Security researchers scanning more than 11,000 enterprise environments have found that AI-specific credentials — primarily API keys for services such as OpenAI — are now the fastest-growing category of exposed secrets, up 140% over the previous year.
The finding comes from SentinelOne's AI and Cloud Verified Exploit Paths and Secrets Scanning Report, published today, which mapped credential exposure and attack-path patterns across a customer base of more than 11,000 organisations.

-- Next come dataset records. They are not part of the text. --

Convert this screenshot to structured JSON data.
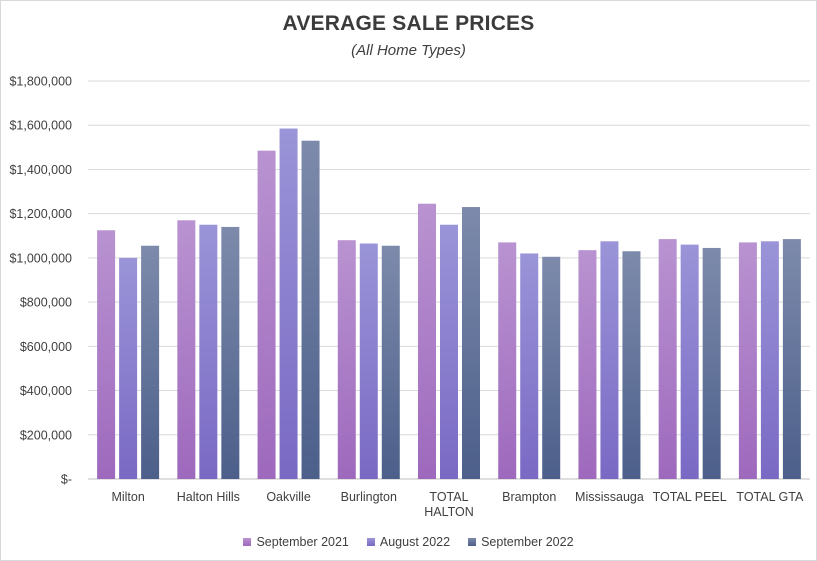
{
  "chart_data": {
    "type": "bar",
    "title": "AVERAGE SALE PRICES",
    "subtitle": "(All Home Types)",
    "xlabel": "",
    "ylabel": "",
    "ylim": [
      0,
      1800000
    ],
    "yticks": [
      {
        "value": 0,
        "label": "$-"
      },
      {
        "value": 200000,
        "label": "$200,000"
      },
      {
        "value": 400000,
        "label": "$400,000"
      },
      {
        "value": 600000,
        "label": "$600,000"
      },
      {
        "value": 800000,
        "label": "$800,000"
      },
      {
        "value": 1000000,
        "label": "$1,000,000"
      },
      {
        "value": 1200000,
        "label": "$1,200,000"
      },
      {
        "value": 1400000,
        "label": "$1,400,000"
      },
      {
        "value": 1600000,
        "label": "$1,600,000"
      },
      {
        "value": 1800000,
        "label": "$1,800,000"
      }
    ],
    "categories": [
      [
        "Milton"
      ],
      [
        "Halton Hills"
      ],
      [
        "Oakville"
      ],
      [
        "Burlington"
      ],
      [
        "TOTAL",
        "HALTON"
      ],
      [
        "Brampton"
      ],
      [
        "Mississauga"
      ],
      [
        "TOTAL PEEL"
      ],
      [
        "TOTAL GTA"
      ]
    ],
    "series": [
      {
        "name": "September 2021",
        "color_top": "#b993d1",
        "color_bottom": "#9e69bd",
        "values": [
          1125000,
          1170000,
          1485000,
          1080000,
          1245000,
          1070000,
          1035000,
          1085000,
          1070000
        ]
      },
      {
        "name": "August 2022",
        "color_top": "#9a94d8",
        "color_bottom": "#7a69c4",
        "values": [
          1000000,
          1150000,
          1585000,
          1065000,
          1150000,
          1020000,
          1075000,
          1060000,
          1075000
        ]
      },
      {
        "name": "September 2022",
        "color_top": "#7d8aab",
        "color_bottom": "#4c5f8a",
        "values": [
          1055000,
          1140000,
          1530000,
          1055000,
          1230000,
          1005000,
          1030000,
          1045000,
          1085000
        ]
      }
    ],
    "grid": true,
    "legend_position": "bottom"
  }
}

The breadth of what is being exposed is widening as quickly as the volume. Researchers found roughly twice as many distinct types of critical secrets exposed in the period compared with 2024, spanning cloud providers, payment processors, AI platforms, and SaaS services. The growth reflects how rapidly organisations are adopting AI tooling outside formal IT procurement processes — what the researchers call shadow AI — without the credential hygiene controls applied to traditional cloud infrastructure.
Attack paths, the report notes, do not require sophisticated chaining. The most commonly observed entry points are recurring and avoidable: leaked cloud credentials, widely abused vulnerabilities in known CVEs, and misconfigured remote access or administrative endpoints. The pattern suggests the exposure problem is less about novel attacker techniques and more about unmanaged access sprawl as AI adoption accelerates.
SentinelOne is making the full report available at its website. Chris Hosking, its AI and cloud security specialist, is also scheduled to appear at Infosecurity Europe.